A. Biografi Penulis Kitab Safwah At-Tafasir

Syekh Muhammad Ali As Shabuni begitu mendunia. Beliau merupakan seorang


ulama dan ahli tafsir yang terkenal dengan keluasan dan kedalaman ilmu serta sifat wara-nya.
Nama lengkap beliau adalah Muhammad Ali Ibn Ali Ibn Jamil As Shabuni. Beliau lahir di
kota Helb, Syiria pada tahun 1928 M. Setelah lama berkecimpung dalam dunia pendidikan di
Syiria, beliau pun melanjutkan pendidikannya di Mesir, dan merampungkan program
magisternya di universitas Al-Azhar dengan mengambil tesis khusus tentang Perundang-
Undangan Dalam Islam pada tahun 1954 M.

Beliau juga tercatat sebagai salah seorang staf pengajar tafsir dan ulumul Qur’an di
fakultas Syari’ah dan Dirosat Islamiyah Universitas Malik Abdul Aziz Makkah. Beliau juga
dikenal sebagai pakar ilmu Al-Qur’an, Bahasa Arab, Fiqh, dan Sastra Arab . Di samping
sibuk mengajar, Ash-Shabuni juga aktif dalam organisasi Liga Muslim Dunia. Saat di Liga
Muslim Dunia ia menjabat sebagai penasihat pada Dewan Riset Kajian Ilmiah mengenai
Alquran dan Sunnah. Ia bergabung dalam organisasi ini selama beberapa tahun, setelah itu ia
mengabdikan diri sepenuhnya untuk menulis dan melakukan penelitian.

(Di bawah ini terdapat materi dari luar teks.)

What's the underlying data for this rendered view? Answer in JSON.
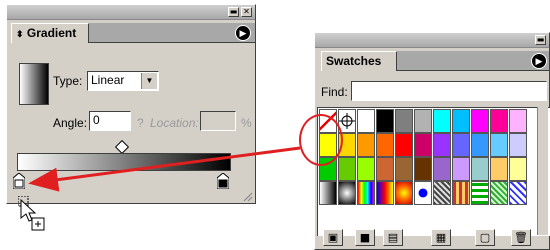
{
  "gradient_panel": {
    "tab_label": "Gradient",
    "type_label": "Type:",
    "type_value": "Linear",
    "angle_label": "Angle:",
    "angle_value": "0",
    "location_prefix": "?",
    "location_label": "Location:",
    "location_value": "",
    "location_unit": "%"
  },
  "swatches_panel": {
    "tab_label": "Swatches",
    "find_label": "Find:",
    "find_value": ""
  },
  "colors": {
    "highlight_circle": "#e02020",
    "arrow": "#e02020",
    "panel_bg": "#d4d0c8"
  },
  "swatch_rows": [
    [
      "none",
      "registration",
      "#ffffff",
      "#000000",
      "#7f7f7f",
      "#b2b2b2",
      "#00ffff",
      "#00bfff",
      "#ff00ff",
      "#ff0099",
      "#ffb3ff"
    ],
    [
      "#ffff00",
      "#ffd700",
      "#ff9900",
      "#ff6600",
      "#ff0000",
      "#cc0066",
      "#9933ff",
      "#6666ff",
      "#3399ff",
      "#66ccff",
      "#ccccff"
    ],
    [
      "#00cc00",
      "#66cc00",
      "#99ff00",
      "#cc6633",
      "#996633",
      "#663300",
      "#9966cc",
      "#cc99ff",
      "#99cccc",
      "#ffcc66",
      "#ffff99"
    ],
    [
      "gradient-bw",
      "gradient-radial",
      "gradient-rainbow",
      "gradient-spectrum",
      "gradient-orange",
      "pattern-dots",
      "pattern-stars",
      "pattern-blocks",
      "pattern-stripes",
      "pattern-green",
      "pattern-lattice"
    ]
  ],
  "swatch_buttons": [
    "show-all-swatches-icon",
    "show-color-swatches-icon",
    "show-gradient-swatches-icon",
    "show-pattern-swatches-icon",
    "new-swatch-icon",
    "delete-swatch-icon"
  ]
}
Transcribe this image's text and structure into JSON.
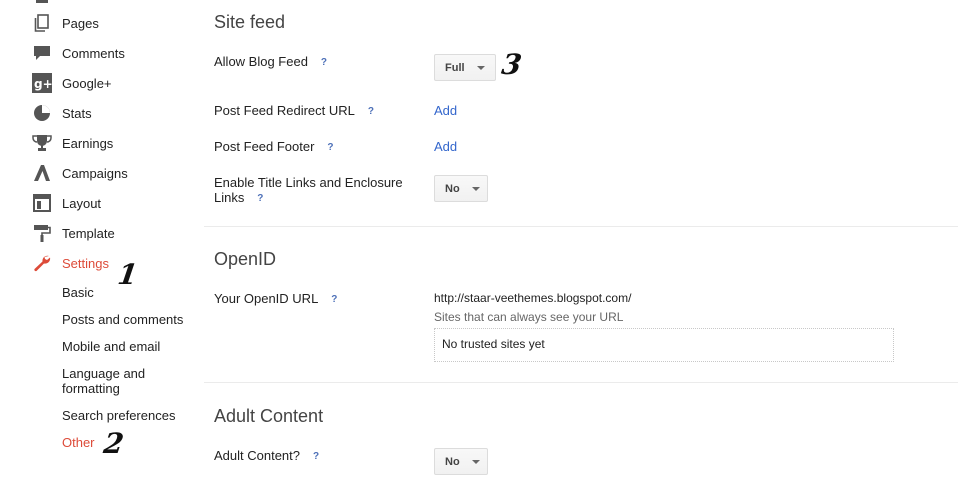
{
  "sidebar": {
    "items": [
      {
        "label": "Pages",
        "icon": "pages-icon"
      },
      {
        "label": "Comments",
        "icon": "comments-icon"
      },
      {
        "label": "Google+",
        "icon": "google-plus-icon"
      },
      {
        "label": "Stats",
        "icon": "stats-icon"
      },
      {
        "label": "Earnings",
        "icon": "earnings-icon"
      },
      {
        "label": "Campaigns",
        "icon": "campaigns-icon"
      },
      {
        "label": "Layout",
        "icon": "layout-icon"
      },
      {
        "label": "Template",
        "icon": "template-icon"
      },
      {
        "label": "Settings",
        "icon": "wrench-icon"
      }
    ],
    "settings_subitems": [
      {
        "label": "Basic"
      },
      {
        "label": "Posts and comments"
      },
      {
        "label": "Mobile and email"
      },
      {
        "label": "Language and formatting"
      },
      {
        "label": "Search preferences"
      },
      {
        "label": "Other"
      }
    ],
    "active_color": "#dd4b39"
  },
  "annotations": [
    "1",
    "2",
    "3"
  ],
  "site_feed": {
    "title": "Site feed",
    "allow_blog_feed": {
      "label": "Allow Blog Feed",
      "help": "?",
      "value": "Full"
    },
    "post_feed_redirect": {
      "label": "Post Feed Redirect URL",
      "help": "?",
      "action": "Add"
    },
    "post_feed_footer": {
      "label": "Post Feed Footer",
      "help": "?",
      "action": "Add"
    },
    "title_links": {
      "label": "Enable Title Links and Enclosure Links",
      "help": "?",
      "value": "No"
    }
  },
  "openid": {
    "title": "OpenID",
    "your_url": {
      "label": "Your OpenID URL",
      "help": "?",
      "value": "http://staar-veethemes.blogspot.com/"
    },
    "trusted_hint": "Sites that can always see your URL",
    "trusted_empty": "No trusted sites yet"
  },
  "adult": {
    "title": "Adult Content",
    "adult_content": {
      "label": "Adult Content?",
      "help": "?",
      "value": "No"
    }
  },
  "link_color": "#3366cc"
}
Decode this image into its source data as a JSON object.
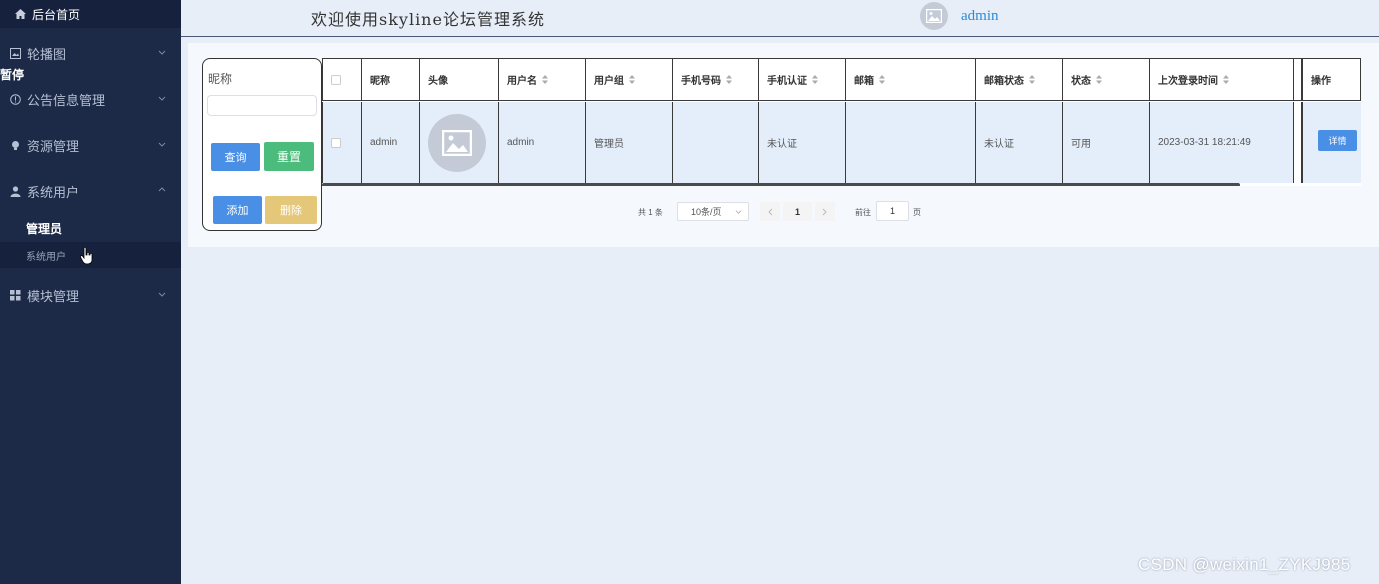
{
  "sidebar": {
    "home_label": "后台首页",
    "items": [
      {
        "label": "轮播图",
        "icon": "picture-icon"
      },
      {
        "label": "公告信息管理",
        "icon": "info-icon"
      },
      {
        "label": "资源管理",
        "icon": "bulb-icon"
      },
      {
        "label": "系统用户",
        "icon": "user-icon"
      },
      {
        "label": "模块管理",
        "icon": "grid-icon"
      }
    ],
    "sub_items": [
      {
        "label": "管理员"
      },
      {
        "label": "系统用户"
      }
    ],
    "paused_text": "暂停"
  },
  "header": {
    "title": "欢迎使用skyline论坛管理系统",
    "username": "admin"
  },
  "search": {
    "label": "昵称",
    "input_value": "",
    "query_label": "查询",
    "reset_label": "重置",
    "add_label": "添加",
    "delete_label": "删除"
  },
  "table": {
    "columns": [
      "昵称",
      "头像",
      "用户名",
      "用户组",
      "手机号码",
      "手机认证",
      "邮箱",
      "邮箱状态",
      "状态",
      "上次登录时间",
      "操作"
    ],
    "rows": [
      {
        "nickname": "admin",
        "username": "admin",
        "group": "管理员",
        "phone": "",
        "phone_auth": "未认证",
        "email": "",
        "email_status": "未认证",
        "status": "可用",
        "last_login": "2023-03-31 18:21:49",
        "action_label": "详情"
      }
    ]
  },
  "pagination": {
    "total_text": "共 1 条",
    "page_size": "10条/页",
    "current_page": "1",
    "goto_label": "前往",
    "goto_value": "1",
    "page_unit": "页"
  },
  "watermark": "CSDN @weixin1_ZYKJ985",
  "colors": {
    "sidebar_bg": "#1c2a48",
    "primary": "#4a8fe6",
    "success": "#4cbc7c",
    "warning": "#e4c778"
  }
}
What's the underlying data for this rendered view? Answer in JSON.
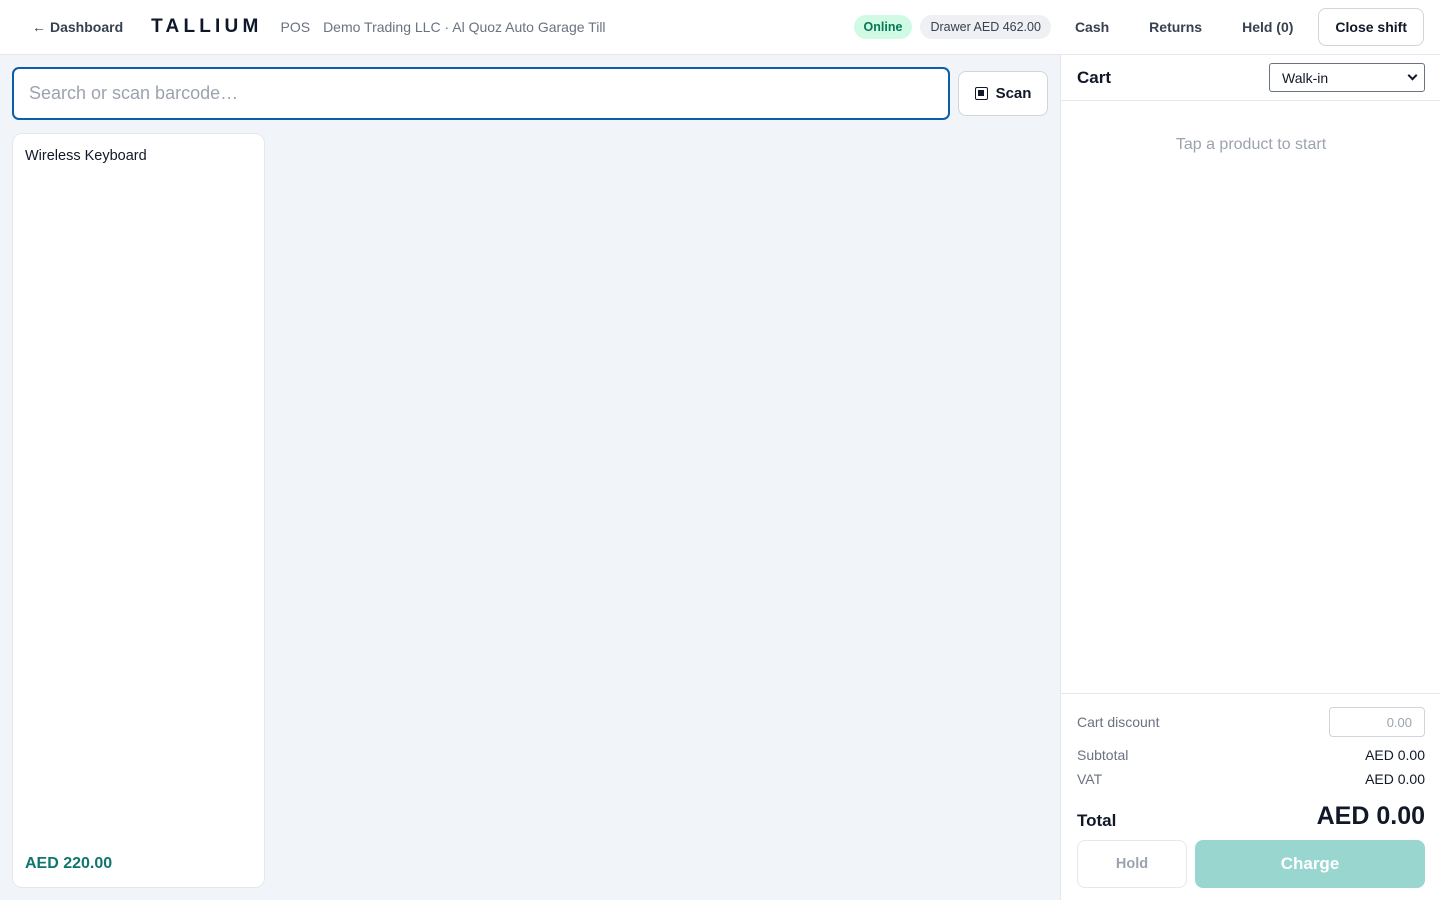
{
  "topbar": {
    "back_label": "Dashboard",
    "back_icon": "arrow-left-icon",
    "brand": "TALLIUM",
    "mode": "POS",
    "context": "Demo Trading LLC · Al Quoz Auto Garage Till",
    "status": "Online",
    "drawer": "Drawer AED 462.00",
    "nav": [
      "Cash",
      "Returns",
      "Held (0)"
    ],
    "close_shift": "Close shift"
  },
  "search": {
    "placeholder": "Search or scan barcode…",
    "value": "",
    "scan_label": "Scan",
    "scan_icon": "barcode-scan-icon"
  },
  "products": [
    {
      "name": "Wireless Keyboard",
      "price": "AED 220.00"
    }
  ],
  "cart": {
    "title": "Cart",
    "customer": "Walk-in",
    "empty_message": "Tap a product to start",
    "discount_label": "Cart discount",
    "discount_placeholder": "0.00",
    "subtotal_label": "Subtotal",
    "subtotal_value": "AED 0.00",
    "vat_label": "VAT",
    "vat_value": "AED 0.00",
    "total_label": "Total",
    "total_value": "AED 0.00",
    "hold_label": "Hold",
    "charge_label": "Charge"
  },
  "colors": {
    "accent": "#0f766e",
    "focus_border": "#0b5ea8",
    "online_bg": "#d1fae5",
    "online_text": "#047857",
    "charge_disabled": "#99d6cf"
  }
}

Ali As Shabuni, telah menyelesaikankan tafsir ini (Shafwah al-Tafasir), secara terus
menerus dikerjakannya non-stop siang malam selama lebih kurang menghabiskan waktu kira-
kira lima tahun. Dia tidak menulis sesuatu tentang tafsir sehingga dia membaca dulu apa-apa
yang telah ditulis oleh para mufasir, terutama dalam masalah pokok-pokok kitab tafsir,
sambil memilih mana yang lebih relevan (yang lebih cocok dan lebih unggul).

Shafwah al-Tafsir merupakan tafsir ringkas, meliputi semua ayat A-Qur’an


sebagaimana yang terdapat dalam judul kitab : Jami’ baina al-Ma’tsur wa al-Ma’qul.
Shafwah al-Tafasir ini berdasarkan kepada kitab-kitab tafsir terbesar seperti al-Thabari, al-
Kasysyaf, al-Alusi, Ibn Katsir, Bahr al-Muhith dan lain-lain dengan uslub yang mudah, hadits
yang tersusun ditunjang dengan aspek bayan dan kebahasaan.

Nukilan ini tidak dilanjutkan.